The so-called “rain tax,” a state-mandated fee to raise money and help alleviate Chesapeake Bay pollution, drew a number of different responses from county candidates this week, depending on whom our reporter asked. But while they’re correct to say this is an issue for their campaign, even if most of them didn’t float any detailed ways to deal with it.
We’d like some better responses than the ones we got from the many candidates polled by The News-Post for their view of this state mandate. Many took to political dithering, saying, disappointingly, they weren’t familiar enough to comment or hadn’t researched the issue. That’s weak sauce right there, less than two month before the election. On the other hand, bringing a lawsuit against the state, as candidates Billy Shreve, Tony Chmelik and Kirby Delauter suggested, is just one more way to pour taxpayer money down a deep dark legal hole.

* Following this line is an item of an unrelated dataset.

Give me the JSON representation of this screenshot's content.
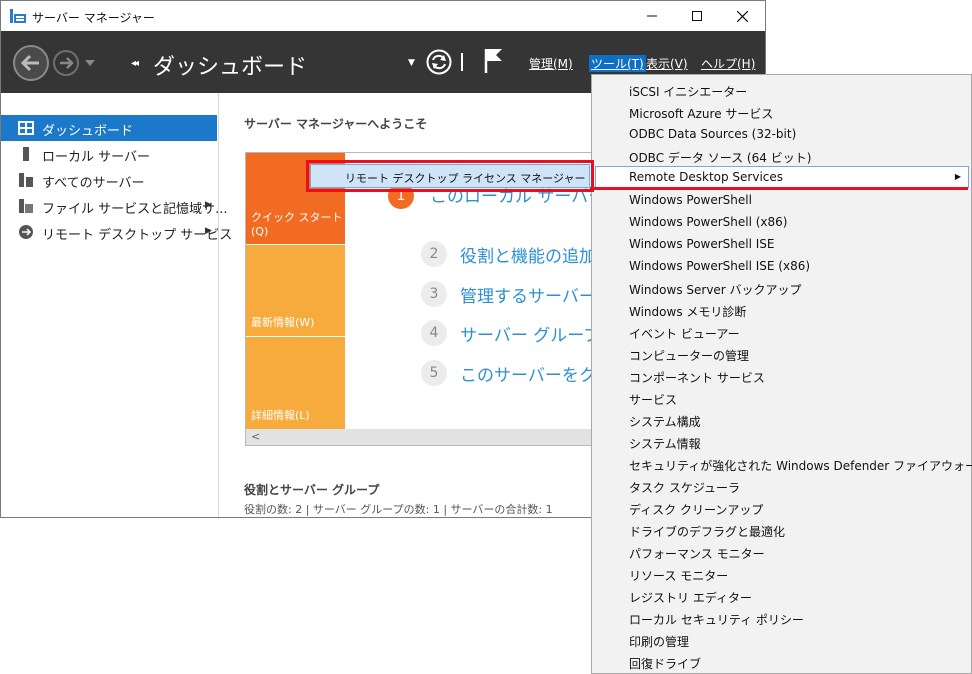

The controversy surrounding this mandate — its actual name is the Stormwater Remediation Fee — started even before its 2012 passage by the Maryland General Assembly. The legislation applies to the heaviest developed jurisdictions in Maryland. Those nine counties and Baltimore City contribute the greatest proportion of bay pollution due to stormwater runoff, the rainfall that drains from impervious surfaces, like roofs, sidewalks, driveways and parking lots, into the state’s waterways, carrying with it the nitrogen and phosphorous that is so detrimental to the bay’s ecology.
The implementation of the rain tax was itself driven by a federal mandate under the Clean Water Act, with the Environmental Protection Agency requiring each state in the watershed to develop plans to keep bay pollution to a minimum.
While we recognize the critical urgency of protecting that watershed, Maryland’s lawmakers, as usual, rolled out an all-too aggressive plan with a multi-million dollar price tag that carried the following message to affected counties: “We don’t care how you do it, just make sure you pay.”
Thus, without guidance or oversight, the affected counties all enacted wildly different fees on their residents— or not, in some cases.
Frederick County’s Board of County Commissioners balked, then rebelled, setting the fee at 1 cent, a level that has raised a grand $490 from July 2013 to mid-June. This wasn’t reasonable, nor was it realistic. But then again, neither is the $1.88 billion it could cost the county to meet those state-mandated cleanup targets by 2025. The county’s five-year stormwater permit could cost a whopping $142.3 million. That’s the equivalent of five new elementary schools, $28.5 million a year, or about $155 a year for every man and woman in the county who’s over 18.
We prefer some form of compromise that recognizes equitably the amount Frederick County plays in bay pollution while not making its taxpayers shoulder an unreasonable amount of the burden. And we’d urge the candidates to get to know the details of the rain tax, because this will be an important part of their agenda, should they be elected to the County Council. Then there won’t be any excuses for not having done their homework.